Это признает даже его преподобие Фасоль, в чьих глазах стихарь доктора Кризостома – еретическая мерзость; да и сам Фасоль на свой лад повинуется долгу пастыря и оделяет людей не только душеспасительными книжечками и беседами, но и деньгами из собственного кармана. Кстати сказать, так как он сын лорда, то миссис Понто крайне желательно, чтобы он женился на той из ее дочек, которую не выберет лорд Геральдон.

 

Так вот, хотя доходов у Понто почти столько же, сколько у трех этих достойных людей, вместе взятых, о сударыня, если бы вы видели, в какой нужде живет этот бедняга! Какой арендатор может рассчитывать на его снисходительность? Какой бедняк может надеяться на его щедрость?

– Хозяин такой человек – лучше не бывает, – говорит честный Страйпс, – а когда мы с ним были в полку, так и щедрей его не было. Ну, а хозяйка до того прижимистая, я только дивлюсь, чем у нас барышни живы.

Живы они тем, что у них самая лучшая гувернантка и самые лучшие учителя, и платья им шьет собственная модистка леди Карабас, и братец у них ездит на охоту с лордами; и тем, что в «Миртах и Лаврах» бывают только первые фамилии графства, а миссис Понто считает себя образцовой женой и матерью и одним из чудес света именно потому, что на тысячу фунтов в год развела весь этот снобизм, и скряжничает, и лицемерит.

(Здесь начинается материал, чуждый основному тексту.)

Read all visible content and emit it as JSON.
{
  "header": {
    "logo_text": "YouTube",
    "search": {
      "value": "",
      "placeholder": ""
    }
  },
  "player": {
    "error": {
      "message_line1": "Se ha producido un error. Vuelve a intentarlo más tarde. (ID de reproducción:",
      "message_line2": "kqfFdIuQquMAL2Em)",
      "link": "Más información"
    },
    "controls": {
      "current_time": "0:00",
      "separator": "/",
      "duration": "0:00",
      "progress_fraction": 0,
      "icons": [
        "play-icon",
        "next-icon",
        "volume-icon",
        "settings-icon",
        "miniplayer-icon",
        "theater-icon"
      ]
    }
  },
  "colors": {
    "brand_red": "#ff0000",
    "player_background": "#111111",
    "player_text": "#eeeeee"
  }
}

Какое это было неизъяснимое удовольствие, сударыня, когда Страйпс погрузил мой портплед в старую коляску и отвез меня (поскольку беднягу Понто схватил ишиас) в Гатлбери, в гостиницу «Герб Карабасов», где мы и простились. В общем зале собралось несколько вояжеров: один толковал о делах своей фирмы, другой – насчет обеда, третий – про дорожные гостиницы, – разговор не слишком возвышенный, но простой и дельный, ничуть не глупее разговора провинциальных дворян, и, о боже, насколько же это приятнее было слушать, чем фокусы мисс Уирт на фортепианах или жеманную болтовню миссис Понто о высшем свете и первых фамилиях графства!

49Долговых расписок (лат.) – с обязательством уплатить из будущего наследства.
50Отдыха (франц.).
51Я застал его врасплох, когда он в этом наряде пробовал подливку к ромовому кексу, собственноручно приготовленную миссис Понто для услаждения гостей.